A.S.H. Smyth

Cannon law

The brutal punishments meted out certainly reignited the fears that had sparked the uprising in the first place

issue 13 January 2018

Many and various are the things one finds in Kentish pubs (I’m told); but few could top the sepoy’s skull discovered at The Lord Clyde, Walmer, complete with brief biography:

Skull of havildar ‘Alum Bheg’, 46th Regt. Bengal N. Infantry… blown away from a gun.

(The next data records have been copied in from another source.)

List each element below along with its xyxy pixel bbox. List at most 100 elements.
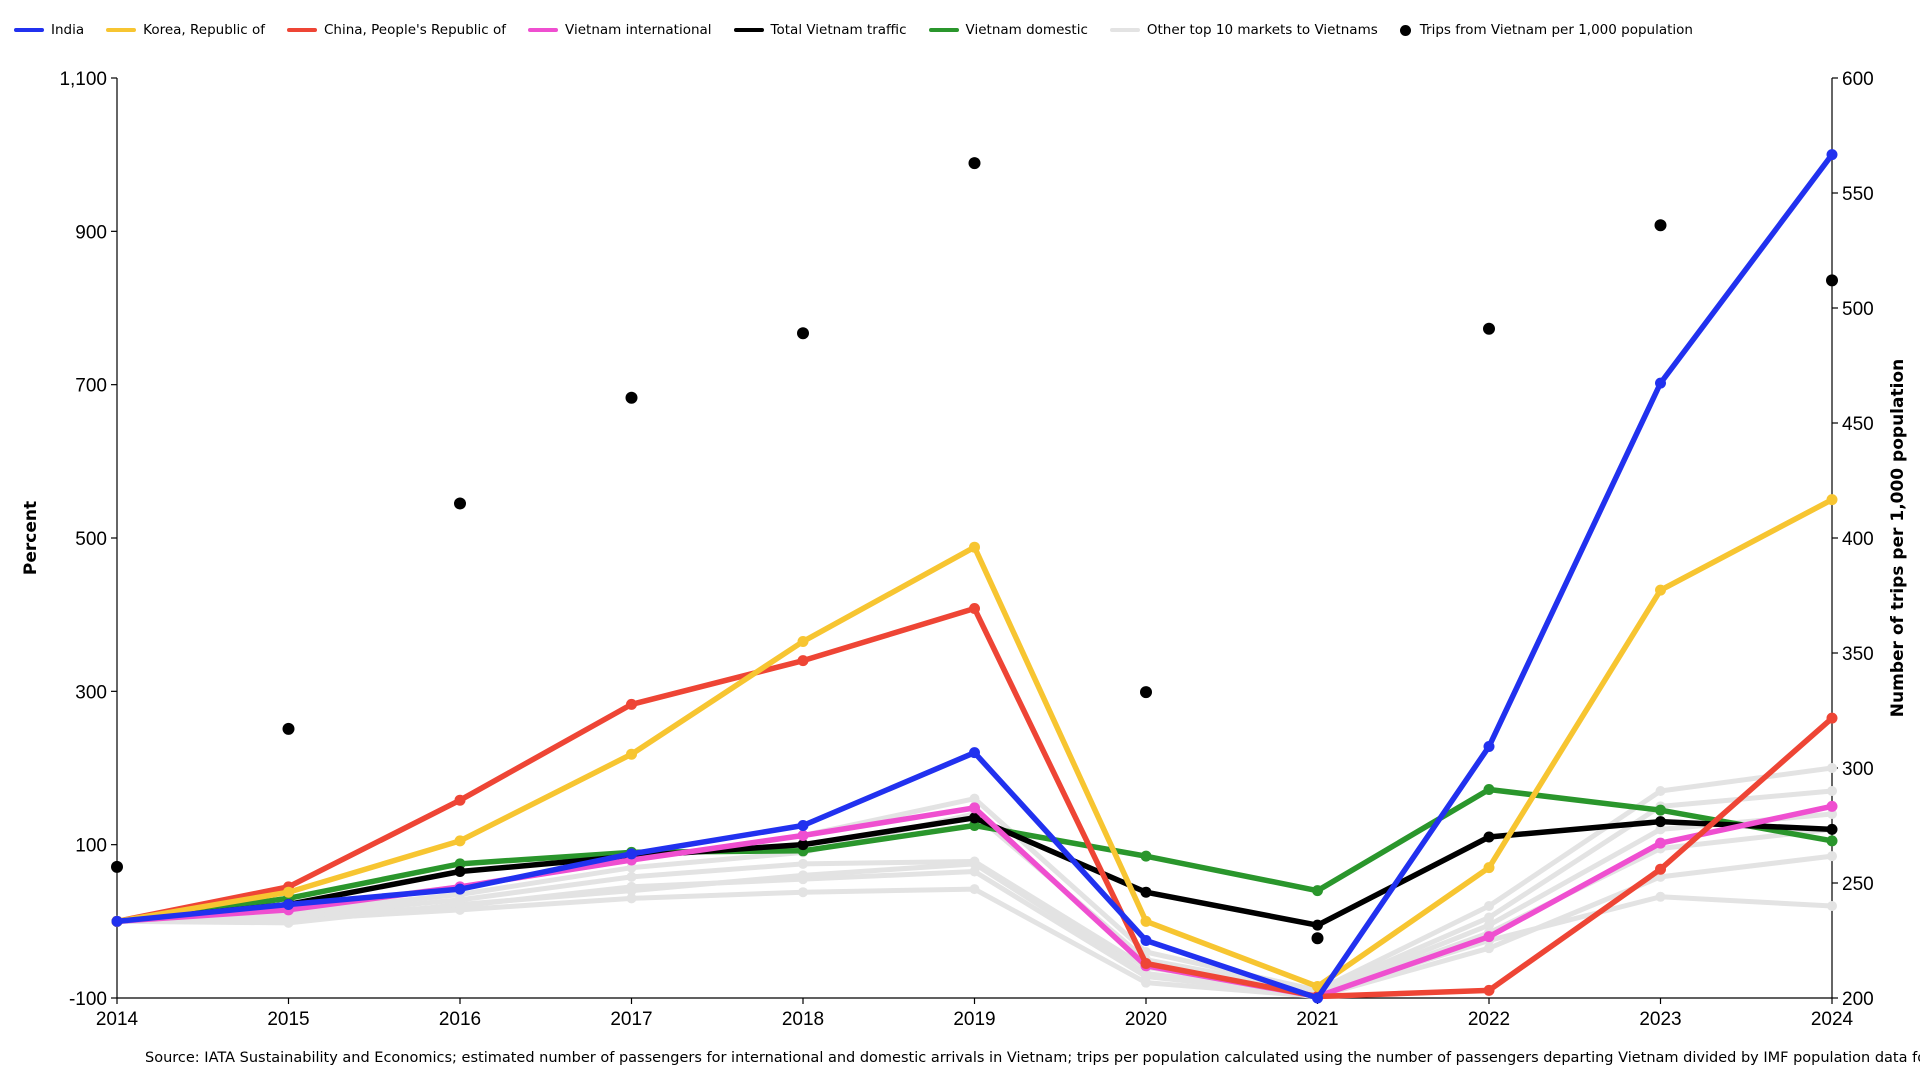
- legend-label: Vietnam international: [565, 22, 712, 38]
- y-tick-label: -100: [69, 989, 107, 1010]
- series-point: [1140, 935, 1152, 946]
- legend-item: Total Vietnam traffic: [733, 22, 907, 38]
- series-point: [1312, 992, 1323, 1004]
- series-point: [1655, 824, 1666, 835]
- legend-label: India: [51, 22, 85, 38]
- series-point: [1655, 377, 1666, 389]
- series-point: [1826, 800, 1838, 812]
- series-point: [1655, 871, 1666, 882]
- series-point: [969, 812, 980, 824]
- legend-label: Total Vietnam traffic: [770, 22, 907, 38]
- legend-swatch-icon: [928, 28, 959, 32]
- trips-dot: [968, 157, 981, 170]
- series-point: [969, 793, 980, 804]
- series-point: [1827, 851, 1837, 862]
- series-point: [454, 835, 466, 847]
- legend-label: Other top 10 markets to Vietnams: [1146, 22, 1378, 38]
- series-point: [969, 884, 980, 895]
- series-point: [454, 794, 466, 806]
- legend-item: Trips from Vietnam per 1,000 population: [1399, 22, 1693, 38]
- series-point: [1827, 763, 1837, 773]
- legend-swatch-icon: [1109, 28, 1140, 32]
- y-tick-label: 100: [75, 836, 107, 857]
- y-right-tick-label: 300: [1842, 759, 1874, 780]
- series-point: [1312, 885, 1323, 897]
- series-point: [797, 655, 809, 667]
- y-tick-label: 1,100: [59, 69, 107, 90]
- y-right-tick-label: 350: [1842, 644, 1874, 665]
- series-point: [1827, 901, 1837, 911]
- series-point: [1312, 919, 1323, 931]
- legend-swatch-icon: [287, 28, 317, 32]
- legend-label: China, People's Republic of: [324, 22, 507, 38]
- trips-dot: [1826, 274, 1838, 287]
- y-right-tick-label: 450: [1842, 414, 1874, 435]
- source-note: Source: IATA Sustainability and Economic…: [145, 1050, 1920, 1066]
- series-point: [797, 839, 809, 851]
- y-right-tick-label: 600: [1842, 69, 1874, 90]
- y-tick-label: 900: [75, 222, 107, 243]
- legend-item: Korea, Republic of: [106, 22, 265, 38]
- trips-dot: [797, 327, 809, 340]
- series-point: [1826, 494, 1838, 506]
- series-point: [1827, 809, 1837, 819]
- series-point: [1484, 920, 1494, 931]
- series-point: [969, 747, 980, 759]
- series-point: [798, 870, 808, 881]
- trips-dot: [1140, 686, 1152, 699]
- series-point: [1484, 901, 1494, 911]
- series-point: [798, 887, 808, 898]
- series-point: [1655, 863, 1666, 875]
- series-point: [626, 862, 637, 873]
- chart-legend: India Korea, Republic of China, People's R…: [14, 22, 1715, 38]
- series-point: [1826, 835, 1838, 847]
- series-point: [797, 820, 809, 831]
- y-right-tick-label: 500: [1842, 299, 1874, 320]
- legend-item: Vietnam international: [528, 22, 712, 38]
- x-tick-label: 2019: [953, 1009, 995, 1030]
- legend-item: India: [14, 22, 84, 38]
- series-point: [111, 915, 123, 927]
- series-point: [1655, 837, 1666, 849]
- y-tick-label: 700: [75, 376, 107, 397]
- series-point: [1827, 786, 1837, 796]
- series-point: [1655, 786, 1666, 796]
- series-point: [454, 858, 466, 870]
- series-point: [283, 898, 294, 910]
- series-point: [1140, 958, 1152, 969]
- trips-dot: [454, 497, 466, 510]
- series-point: [626, 871, 637, 882]
- series-point: [283, 917, 294, 928]
- y-right-tick-label: 250: [1842, 874, 1874, 895]
- legend-swatch-icon: [14, 28, 44, 32]
- series-point: [1483, 931, 1495, 943]
- trips-dot: [282, 722, 295, 735]
- series-point: [1655, 584, 1666, 596]
- x-tick-label: 2022: [1468, 1009, 1510, 1030]
- series-point: [1141, 977, 1151, 988]
- series-point: [1484, 912, 1494, 923]
- x-tick-label: 2017: [610, 1009, 652, 1030]
- x-tick-label: 2024: [1811, 1009, 1854, 1030]
- y-axis-title: Percent: [21, 501, 41, 575]
- y-right-axis-title: Number of trips per 1,000 population: [1888, 359, 1908, 717]
- trips-dot: [1654, 219, 1667, 232]
- series-point: [969, 802, 980, 814]
- series-point: [1484, 943, 1494, 954]
- y-tick-label: 500: [75, 529, 107, 550]
- y-right-tick-label: 400: [1842, 529, 1874, 550]
- series-point: [626, 698, 637, 710]
- series-point: [1483, 741, 1495, 753]
- x-tick-label: 2020: [1125, 1009, 1167, 1030]
- series-point: [454, 866, 466, 877]
- legend-swatch-icon: [733, 28, 764, 32]
- series-point: [969, 820, 980, 831]
- trips-dot: [625, 391, 638, 404]
- legend-swatch-icon: [528, 28, 559, 32]
- series-point: [1826, 712, 1838, 724]
- legend-item: China, People's Republic of: [287, 22, 506, 38]
- legend-swatch-icon: [106, 28, 137, 32]
- legend-label: Korea, Republic of: [143, 22, 265, 38]
- x-tick-label: 2015: [267, 1009, 309, 1030]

From this grisly starting point, Kim Wagner, lecturer in British imperial history at Queen Mary University of London, narrates how, in the swelter of mid-1857, following outbreaks throughout British India, native Bengal Army units at Sialkot mutinied, killing officers and civilians and looting the cantonment, and then set out for Delhi to join Bahadur Shah, the briefly-minted ‘Emperor of India’.

They didn’t make it. All but wiped out by ‘Nikal Seyn’ Nicholson’s moving column, the survivors fled into the Himalayas. A year later they were dragged back to Sialkot and executed, havildar Bheg among them. His head was picked up, ‘defleshed’ and brought home to Dublin by a captain of the 7th Dragoon Guards — ‘the ultimate proof’, as Wagner deems it, ‘of colonial power’.

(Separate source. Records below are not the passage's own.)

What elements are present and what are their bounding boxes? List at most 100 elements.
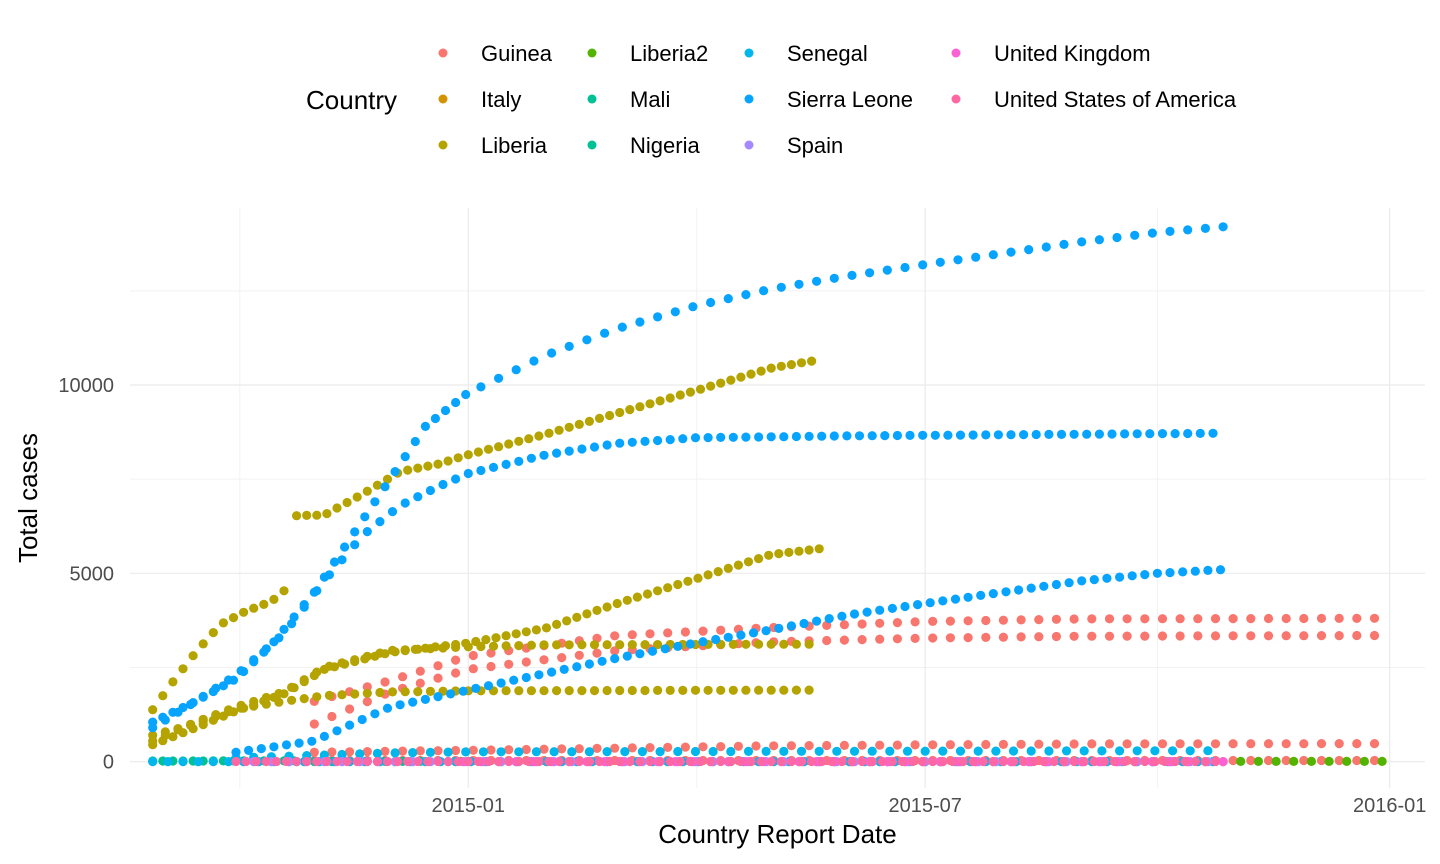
point-sierra-leone <box>345 720 355 730</box>
point-sierra-leone <box>842 431 852 441</box>
point-sierra-leone <box>824 614 834 624</box>
point-united-states-of-america <box>584 756 595 767</box>
point-guinea <box>451 745 461 756</box>
point-united-states-of-america <box>1079 756 1089 767</box>
point-senegal <box>549 747 559 757</box>
point-senegal <box>1132 746 1142 756</box>
point-guinea <box>1352 755 1362 766</box>
point-liberia <box>413 463 423 473</box>
point-liberia <box>425 686 435 697</box>
point-liberia <box>716 378 726 388</box>
point-senegal <box>938 746 948 756</box>
point-guinea <box>1016 739 1026 749</box>
legend-key-mali <box>587 94 597 104</box>
point-sierra-leone <box>1102 573 1112 583</box>
point-sierra-leone <box>509 675 519 685</box>
point-liberia <box>653 586 663 596</box>
point-guinea <box>451 668 461 678</box>
point-liberia <box>577 686 587 696</box>
point-liberia <box>168 732 178 742</box>
point-sierra-leone <box>160 715 170 725</box>
point-sierra-leone <box>1152 568 1162 578</box>
point-sierra-leone <box>627 437 637 447</box>
point-liberia <box>574 419 584 429</box>
point-guinea <box>574 650 584 660</box>
point-senegal <box>690 746 701 757</box>
point-guinea <box>1140 631 1150 641</box>
point-liberia <box>438 643 448 653</box>
point-senegal <box>531 747 542 757</box>
point-liberia <box>387 687 398 697</box>
point-sierra-leone <box>1147 228 1157 238</box>
point-guinea <box>327 747 337 757</box>
point-liberia <box>673 579 683 590</box>
point-guinea <box>1281 755 1291 766</box>
point-sierra-leone <box>1190 566 1200 576</box>
legend-label-italy: Italy <box>481 87 521 112</box>
point-sierra-leone <box>1006 430 1016 440</box>
point-sierra-leone <box>390 467 400 477</box>
point-guinea <box>1175 739 1185 749</box>
point-guinea <box>380 746 390 757</box>
point-senegal <box>1115 746 1125 756</box>
point-sierra-leone <box>829 273 839 283</box>
point-sierra-leone <box>463 468 473 479</box>
point-guinea <box>1334 739 1344 749</box>
legend-label-nigeria: Nigeria <box>630 133 700 158</box>
point-sierra-leone <box>408 697 418 707</box>
point-liberia <box>287 695 297 705</box>
point-guinea <box>327 711 337 722</box>
point-united-states-of-america <box>1120 756 1130 767</box>
point-guinea <box>1175 614 1185 624</box>
point-sierra-leone <box>461 389 471 400</box>
point-liberia <box>259 599 269 610</box>
point-united-states-of-america <box>998 756 1009 767</box>
point-guinea <box>1087 614 1097 624</box>
point-guinea <box>981 632 991 643</box>
point-senegal <box>208 757 218 767</box>
point-sierra-leone <box>615 438 625 448</box>
point-sierra-leone <box>703 433 713 443</box>
point-liberia2 <box>1289 756 1299 767</box>
point-guinea <box>1246 614 1256 624</box>
point-sierra-leone <box>610 654 620 664</box>
point-united-states-of-america <box>615 756 625 767</box>
point-united-states-of-america <box>443 756 453 767</box>
point-liberia <box>541 623 552 633</box>
point-united-states-of-america <box>786 756 797 767</box>
legend-key-liberia <box>438 140 448 150</box>
point-guinea <box>928 616 938 627</box>
point-senegal <box>148 757 158 767</box>
point-senegal <box>902 746 913 756</box>
point-guinea <box>362 747 372 757</box>
point-sierra-leone <box>471 683 481 694</box>
point-liberia <box>632 592 643 602</box>
point-sierra-leone <box>665 435 675 445</box>
point-united-states-of-america <box>372 756 382 767</box>
point-liberia <box>514 436 524 446</box>
point-united-states-of-america <box>1170 756 1180 767</box>
point-guinea <box>309 719 319 729</box>
point-guinea <box>1263 739 1274 749</box>
point-united-states-of-america <box>1099 756 1109 767</box>
point-sierra-leone <box>231 747 241 757</box>
point-united-states-of-america <box>766 756 776 767</box>
point-liberia <box>208 628 218 638</box>
point-united-states-of-america <box>1130 756 1140 767</box>
point-liberia <box>526 686 537 696</box>
point-guinea <box>1246 755 1256 766</box>
point-liberia <box>322 508 332 519</box>
point-liberia <box>160 730 170 741</box>
point-guinea <box>398 746 408 756</box>
point-liberia <box>463 450 473 460</box>
point-liberia <box>332 503 342 513</box>
point-guinea <box>362 682 372 692</box>
point-guinea <box>1069 631 1079 641</box>
x-axis-title: Country Report Date <box>658 819 896 849</box>
point-sierra-leone <box>786 621 797 631</box>
point-liberia <box>148 705 158 715</box>
point-sierra-leone <box>1183 428 1193 439</box>
point-liberia <box>716 685 726 695</box>
y-tick-label: 0 <box>103 752 114 774</box>
point-sierra-leone <box>736 630 746 640</box>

Alive, it must be said, Alum Bheg does not feature too prominently. An ‘archival absence’ about him before his execution surely means he was not a ‘principal leader in the mutiny’, as the note appended to his skull suggests. By and large it would appear that he died as proxy for a more notorious mutineer, the cartoonish former flogger of the district court.

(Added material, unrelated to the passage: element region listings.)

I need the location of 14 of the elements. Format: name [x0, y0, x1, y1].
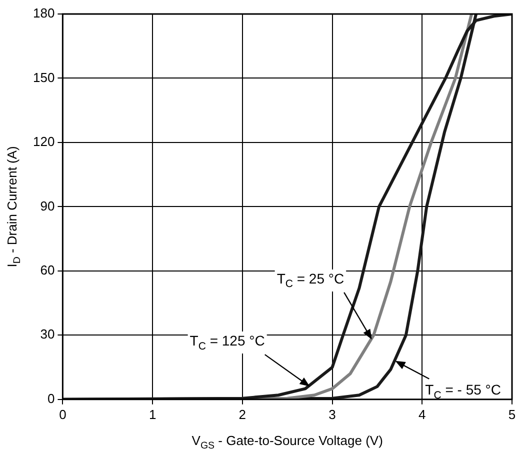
- y-tick-label: 90: [40, 198, 55, 214]
- y-tick-label: 0: [47, 390, 55, 406]
- x-tick-label: 3: [328, 406, 336, 422]
- x-tick-label: 0: [59, 406, 66, 422]
- y-tick-label: 60: [40, 262, 55, 278]
- y-axis-title: ID - Drain Current (A): [4, 146, 23, 268]
- x-tick-label: 1: [148, 406, 156, 422]
- y-tick-label: 150: [32, 70, 55, 85]
- x-tick-label: 5: [508, 406, 516, 422]
- y-tick-label: 30: [40, 326, 55, 342]
- y-tick-label: 120: [32, 134, 55, 150]
- x-tick-label: 2: [238, 406, 246, 422]
- y-tick-label: 180: [32, 6, 55, 21]
- x-tick-label: 4: [418, 406, 426, 422]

But how the havildar (or sergeant) went from loyal servant of John Company to mutineer gives scope for looking at the wider mutiny. Indian conceptions of armed service proved incompatible with the East India Company’s. The sepoys — largely Hindustanis, in the Punjab which they’d recently helped to add to British territory — saw themselves as kingmakers, a caste-like group unto themselves, with privileges to uphold and a strict, contractual attitude towards the ‘military labour market’.